I agree, which is why I found it surprising that at least one study found cardiovascular benefit, despite the fact that transexuals have all the issues you mentioned (which are usually associated with cardiovascular risk).

A very interesting study I saw was a MtF transexual with severe sleep apnea who had it completely dissappear with transdermal estradiol. This makes plenty of sense to me, given estradiols benefical effects on heme oxygenase, and metabolites of E2 being inhibitors of hypoxia inducible factor.

True, but it's a rare disease that has affected these men their whole life. Since estrogen is a hormone that signals growth, a deficiency during childhood and adolescence could dramatically alter growth. While interesting cases, it doesn't really suggest that adult men with high or "normal" estrogen wouldn't benefit from some strategy to lower it, whether that be through diet, supplementation, or through pharmaceuticals.

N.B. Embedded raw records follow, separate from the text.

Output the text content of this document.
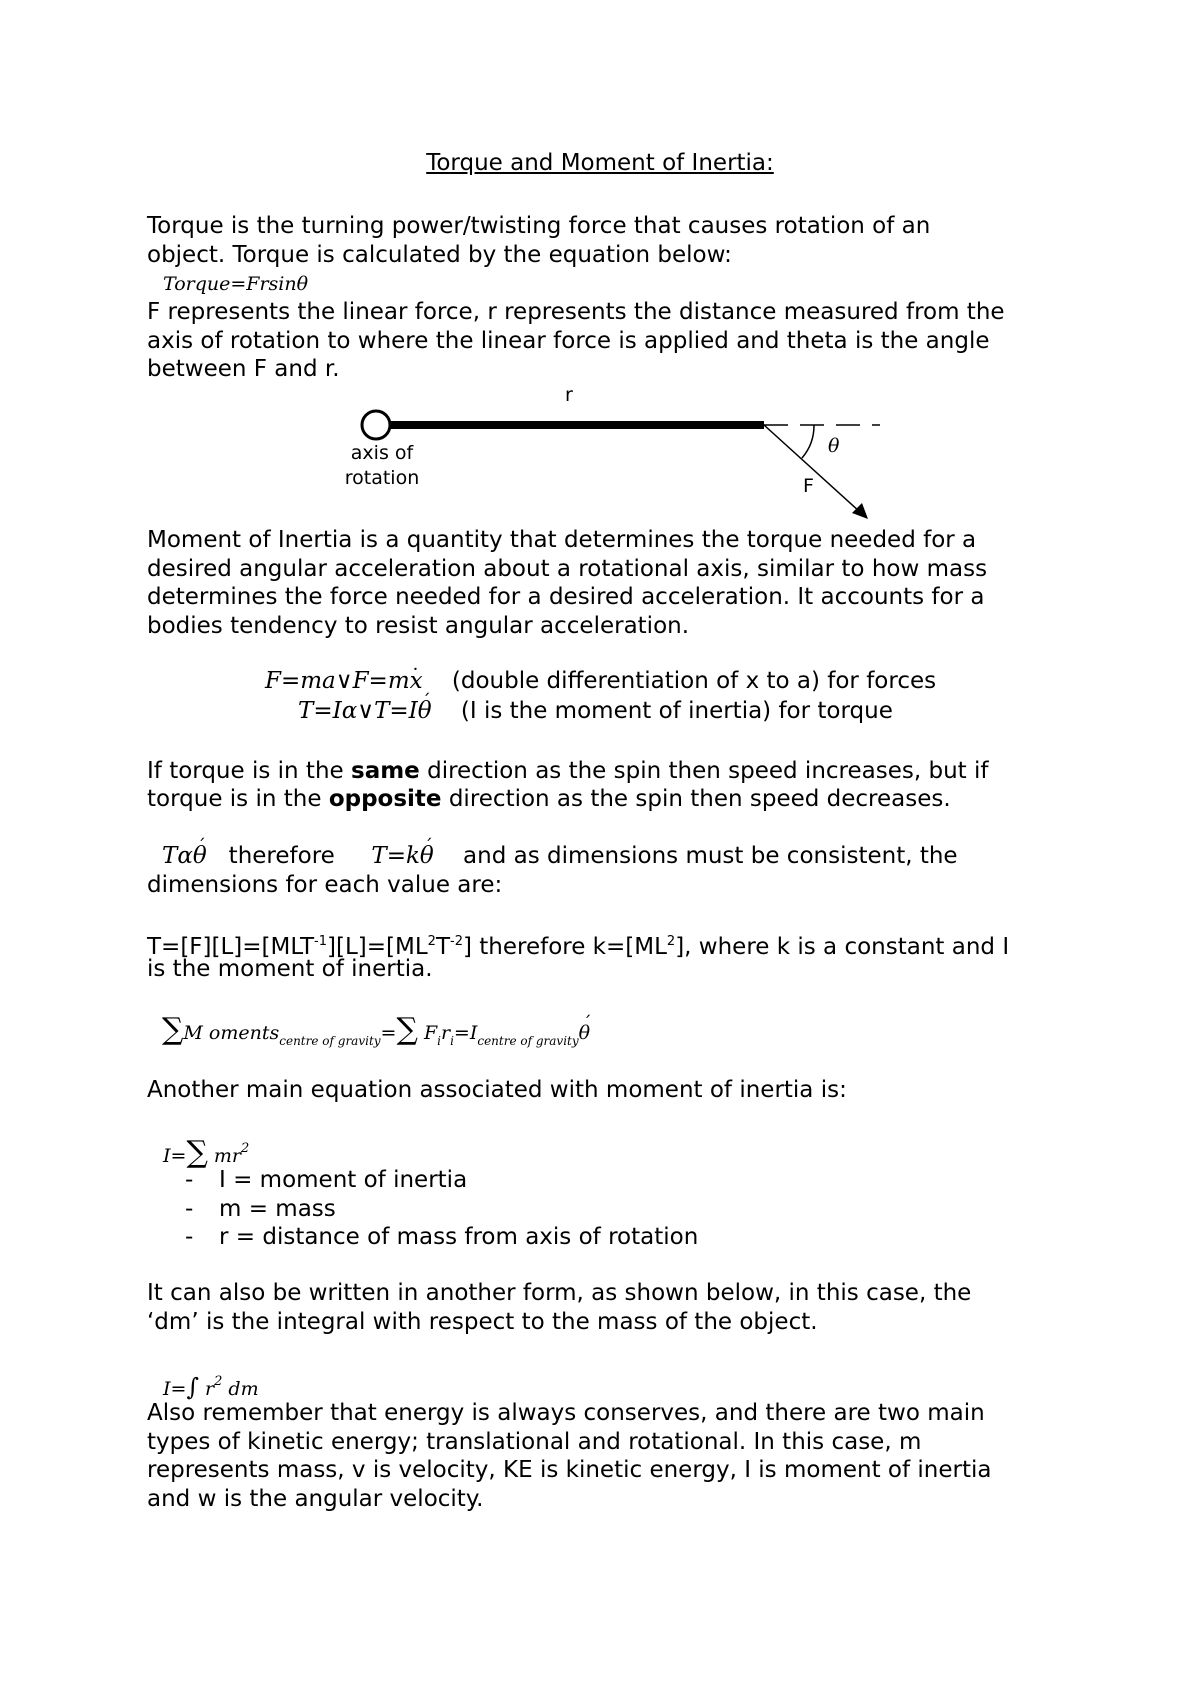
Torque and Moment of Inertia:
Torque is the turning power/twisting force that causes rotation of an
object. Torque is calculated by the equation below:
Torque=Frsinθ
F represents the linear force, r represents the distance measured from the
axis of rotation to where the linear force is applied and theta is the angle
between F and r.
r
axis of
rotation
θ
F
Moment of Inertia is a quantity that determines the torque needed for a
desired angular acceleration about a rotational axis, similar to how mass
determines the force needed for a desired acceleration. It accounts for a
bodies tendency to resist angular acceleration.
F=ma∨F=mx · (double differentiation of x to a) for forces
T=Iα∨T=Iθ ´ (I is the moment of inertia) for torque
If torque is in the same direction as the spin then speed increases, but if
torque is in the opposite direction as the spin then speed decreases.
Tαθ ´ therefore T=kθ ´ and as dimensions must be consistent, the
dimensions for each value are:
$T=[F][L]=[MLT^{-1}][L]=[ML^2T^{-2}]$ therefore $k=[ML^2]$, where k is a constant and I
is the moment of inertia.
∑M oments$_{centre of gravity}$=∑ $F_ir_i=I_{centre of gravity}\theta$ ´
Another main equation associated with moment of inertia is:
I=∑ $mr^2$
- I = moment of inertia
- m = mass
- r = distance of mass from axis of rotation
It can also be written in another form, as shown below, in this case, the
‘dm’ is the integral with respect to the mass of the object.
I=∫ $r^2$ dm
Also remember that energy is always conserves, and there are two main
types of kinetic energy; translational and rotational. In this case, m
represents mass, v is velocity, KE is kinetic energy, I is moment of inertia
and w is the angular velocity.
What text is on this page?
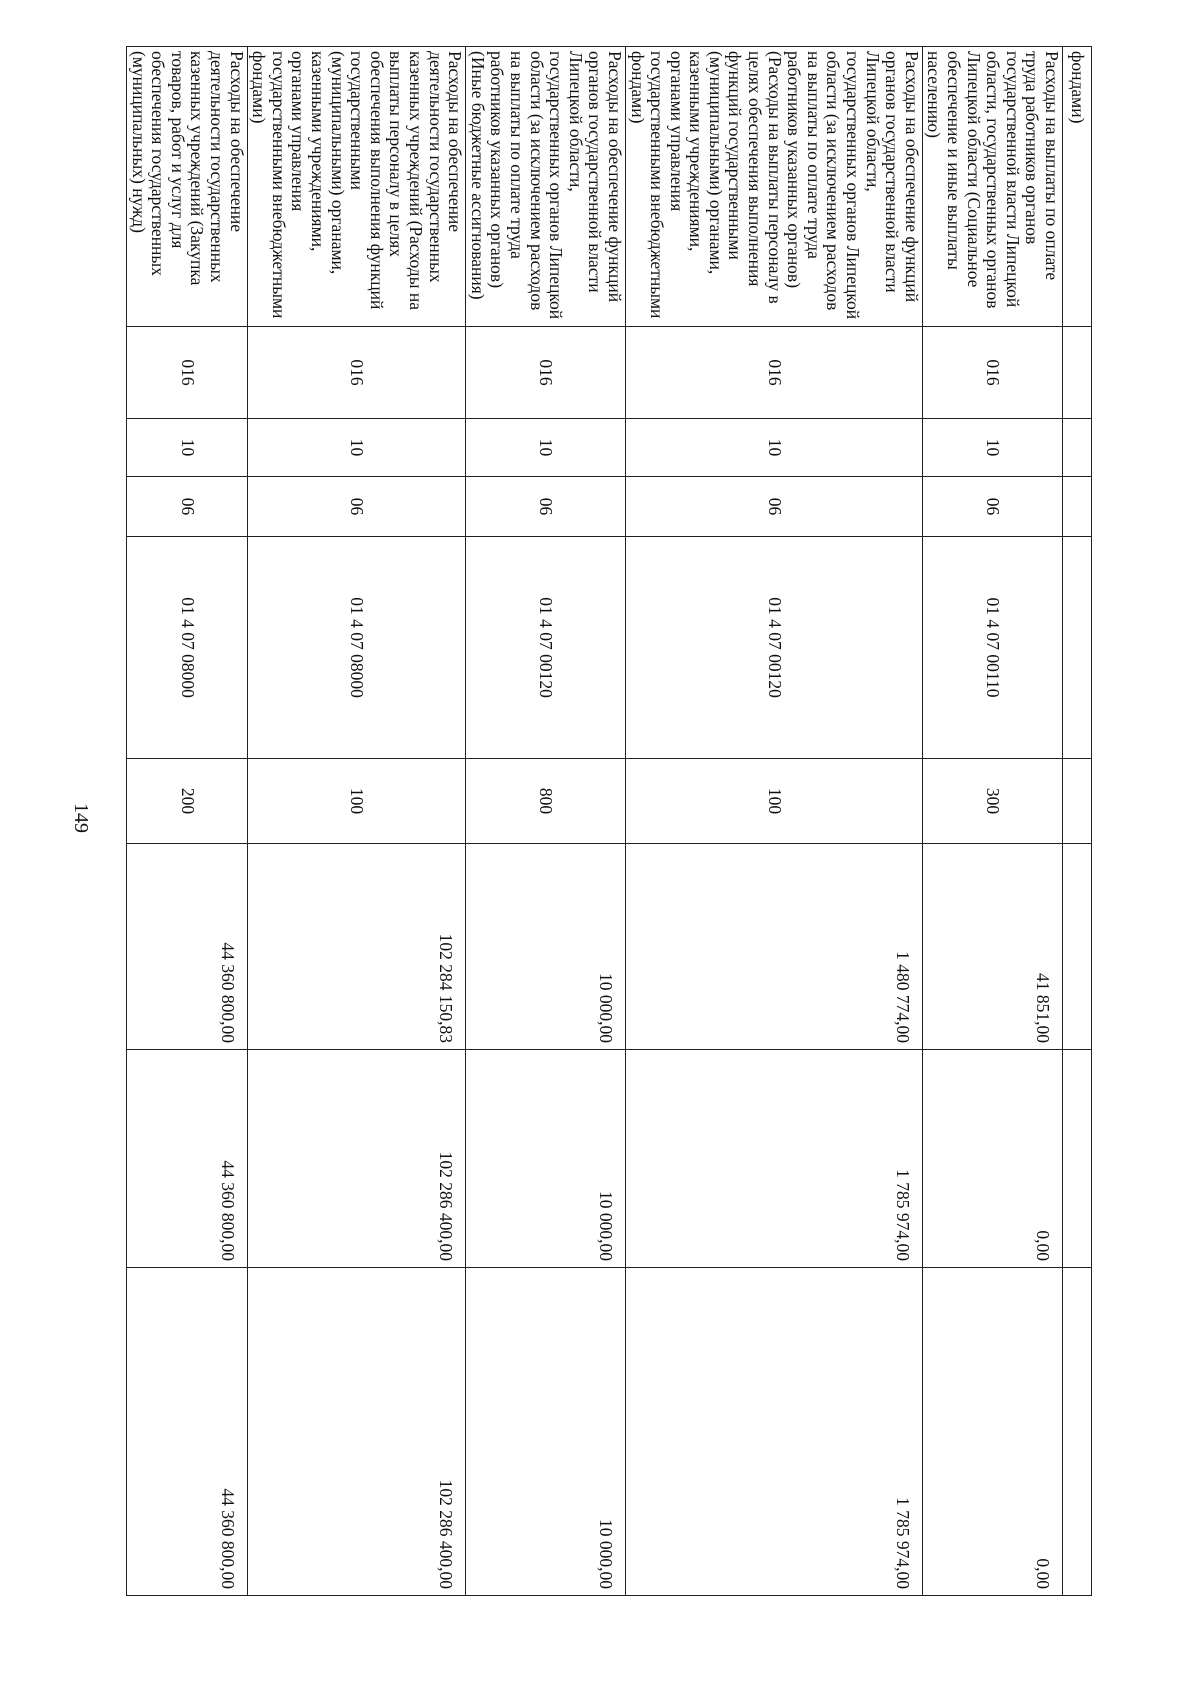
149
фондами)								
Расходы на выплаты по оплате труда работников органов государственной власти Липецкой области, государственных органов Липецкой области (Социальное обеспечение и иные выплаты населению)	016	10	06	01 4 07 00110	300	41 851,00	0,00	0,00
Расходы на обеспечение функций органов государственной власти Липецкой области, государственных органов Липецкой области (за исключением расходов на выплаты по оплате труда работников указанных органов) (Расходы на выплаты персоналу в целях обеспечения выполнения функций государственными (муниципальными) органами, казенными учреждениями, органами управления государственными внебюджетными фондами)	016	10	06	01 4 07 00120	100	1 480 774,00	1 785 974,00	1 785 974,00
Расходы на обеспечение функций органов государственной власти Липецкой области, государственных органов Липецкой области (за исключением расходов на выплаты по оплате труда работников указанных органов) (Иные бюджетные ассигнования)	016	10	06	01 4 07 00120	800	10 000,00	10 000,00	10 000,00
Расходы на обеспечение деятельности государственных казенных учреждений (Расходы на выплаты персоналу в целях обеспечения выполнения функций государственными (муниципальными) органами, казенными учреждениями, органами управления государственными внебюджетными фондами)	016	10	06	01 4 07 08000	100	102 284 150,83	102 286 400,00	102 286 400,00
Расходы на обеспечение деятельности государственных казенных учреждений (Закупка товаров, работ и услуг для обеспечения государственных (муниципальных) нужд)	016	10	06	01 4 07 08000	200	44 360 800,00	44 360 800,00	44 360 800,00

I mention them because theyre an interesting case - high testosterone, no estrogen, and a host of problems. You make a good point that this could be due to altered development though.

This is the huge mental problem in this forum. Of course you should choose what makes you feel good and healthy. Real life > (fake) studies.

Instead of listen to your body. You apply what studies says. Even if you feel like a mess.

I mean WTF? If I feel a mess why should I do it? I would go for what makes me feel good.

Anyway. You can do whatever you want.

Sure, but I did listen to my body - it just took time before i noticed the negative effects. I found out much later, that all these effects are standard and well documented effects of AIs.

To think estrogen is "bad for men", there is far too much other evidence for me to ignore - AIs cause lowered cognition, neurological disorders, women who have a hysterectomy have more than double risk of Alzheimers, that this risk goes away when given estradiol (with no progesterone), Parkinsons patients being treated with E2, various forms of estrogen dissolving the Lewy Bodies in that disease, I could go on and on.

This isn't evidence I went and searched for for some abstract academic reason - I had to go on the hunt to try to solve my health problems, after developing them. Believe me I didn't need to listen very hard to my body to find them.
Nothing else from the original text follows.